Computational analysis of the electromechanical consequences of short QT syndrome

Christopher L-H Huang 1,*
PMCID: PMC4324072  PMID: 25717305

Exceptional scientific work inquires into new areas or utilizes techniques circumventing existing limitations to study. Alternatively, it may provide insights extending or complementing existing understanding, or generate hypotheses amenable to or worthy of further testing. Adeniran et al. (2013) complete a sequence of physiological papers fulfilling several of these criteria. These address the familial, relatively recently described, cardiac arrhythmic disease of short QT syndrome (SQTS) (Gussak et al., 2000). SQTSs are electrocardiographically characterized by shortened QT intervals (~ 320 ms) and peaked T-waves despite normal cardiac anatomy (Patel and Pavri, 2009). They are clinically associated with syncope, shortened atrial and ventricular effective refractory periods and increased atrial and, potentially fatal, ventricular, arrhythmia (Giustetto et al., 2006). They complement the commoner long QT syndromes in terms of arrhythmic mechanisms. Both likely, albeit differently, involve altered refractoriness and tissue vulnerability producing re-entrant, arrhythmic, substrate.
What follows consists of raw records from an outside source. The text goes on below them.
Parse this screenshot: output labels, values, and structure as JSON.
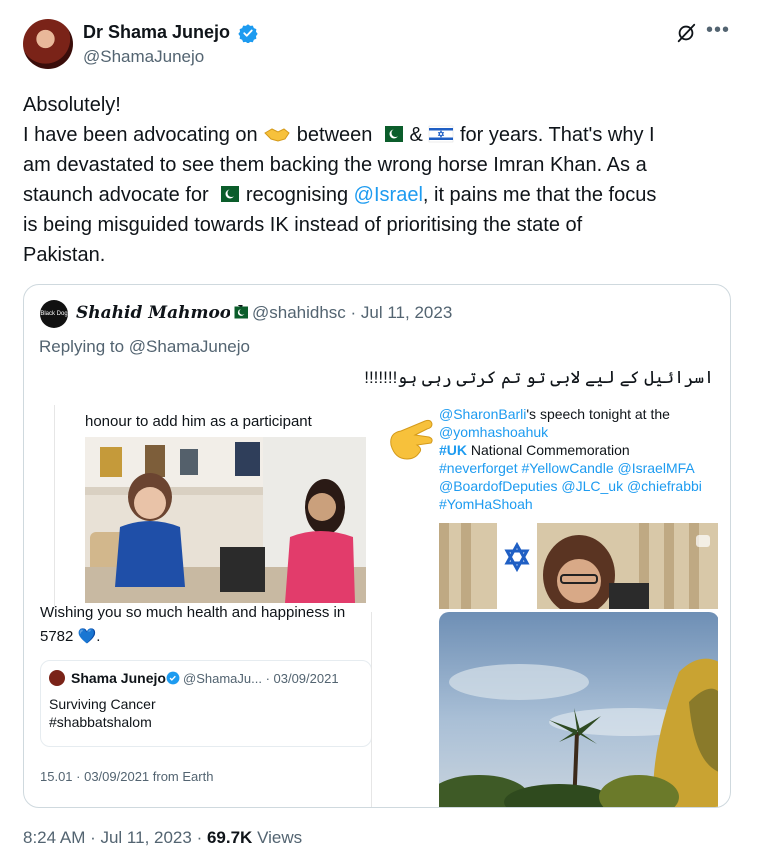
{
  "author": {
    "display_name": "Dr Shama Junejo",
    "handle": "@ShamaJunejo"
  },
  "tweet": {
    "line1": "Absolutely!",
    "line2_a": "I have been advocating on",
    "line2_b": "between",
    "line2_c": "&",
    "line2_d": "for years. That's why I",
    "line3": "am devastated to see them backing the wrong horse Imran Khan. As a",
    "line4_a": "staunch advocate for",
    "line4_b": "recognising",
    "line4_mention": "@Israel",
    "line4_c": ", it pains me that the focus",
    "line5": "is being misguided towards IK instead of prioritising the state of",
    "line6": "Pakistan."
  },
  "quote": {
    "name": "Shahid Mahmood",
    "avatar_text": "Black Dog",
    "handle_date": "@shahidhsc · Jul 11, 2023",
    "replying": "Replying to @ShamaJunejo",
    "urdu_text": "اسرائیل کے لیے لابی تو تم کرتی رہی ہو!!!!!!!"
  },
  "media": {
    "top_left_caption": "honour to add him as a participant",
    "top_right": {
      "mention1": "@SharonBarli",
      "text1": "'s speech tonight at the",
      "mention2": "@yomhashoahuk",
      "hashtag_uk": "#UK",
      "text2": " National Commemoration",
      "line4": "#neverforget #YellowCandle @IsraelMFA",
      "line5": "@BoardofDeputies @JLC_uk @chiefrabbi",
      "line6": "#YomHaShoah"
    },
    "bottom_left": {
      "cut_text": "Wishing you so much health and happiness in",
      "year_text": "5782 💙.",
      "inner_name": "Shama Junejo",
      "inner_handle_date": "@ShamaJu... · 03/09/2021",
      "inner_line1": "Surviving Cancer",
      "inner_line2": "#shabbatshalom",
      "inner_footer": "15.01 · 03/09/2021 from Earth"
    }
  },
  "footer": {
    "time_date": "8:24 AM · Jul 11, 2023 · ",
    "views_count": "69.7K",
    "views_label": " Views"
  },
  "colors": {
    "accent": "#1d9bf0",
    "text": "#0f1419",
    "muted": "#536471",
    "border": "#cfd9de"
  },
  "icons": [
    "verified-badge-icon",
    "grok-icon",
    "more-icon",
    "handshake-emoji",
    "pakistan-flag",
    "israel-flag",
    "pointing-hand-emoji",
    "blue-heart-emoji"
  ]
}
Adeniran et al. (2013) complete a series of papers on SQTS1 (Adeniran et al., 2011) and SQTS3 models (Adeniran et al., 2012) resulting from genetic alterations in KCNH2 and KCNJ2 and therefore in repolarizing IKr (Sun et al., 2011) and IK1 ionic currents (Deo et al., 2013) respectively. Classical physiological analysis demonstrated that K+ channel openers increase transmural repolarization dispersion and shorten ventricular effective refractory period potentially producing arrhythmogenic substrate in left ventricular wedge preparations (Patel and Antzelevitch, 2008). It is important to bear in mind that although useful tools in gaining physiological insights, pharmacological agents can show non-specificities in their actions. However, analyses using genotypically accurate animal SQTS models avoiding such manipulations are lacking. Adeniran et al. (2011, 2012) had introduced a first paradigm shift complementing relatively sparse available experimental data through computational explorations of the electrophysiological basis for arrhythmia in SQTS. They used Markov and/or Hodgkin-Huxley formulations developed from experimental data obtained from expression systems modeling N588K-hERG and D172N-Kir2.1 mutations to replicate SQT1 and SQT3. This demonstrated increased tissue vulnerability to premature stimuli and increased tendencies to form and maintain re-entrant excitation waves in both idealized two-dimensional and more realistic three-dimensional tissue (Adeniran et al., 2012).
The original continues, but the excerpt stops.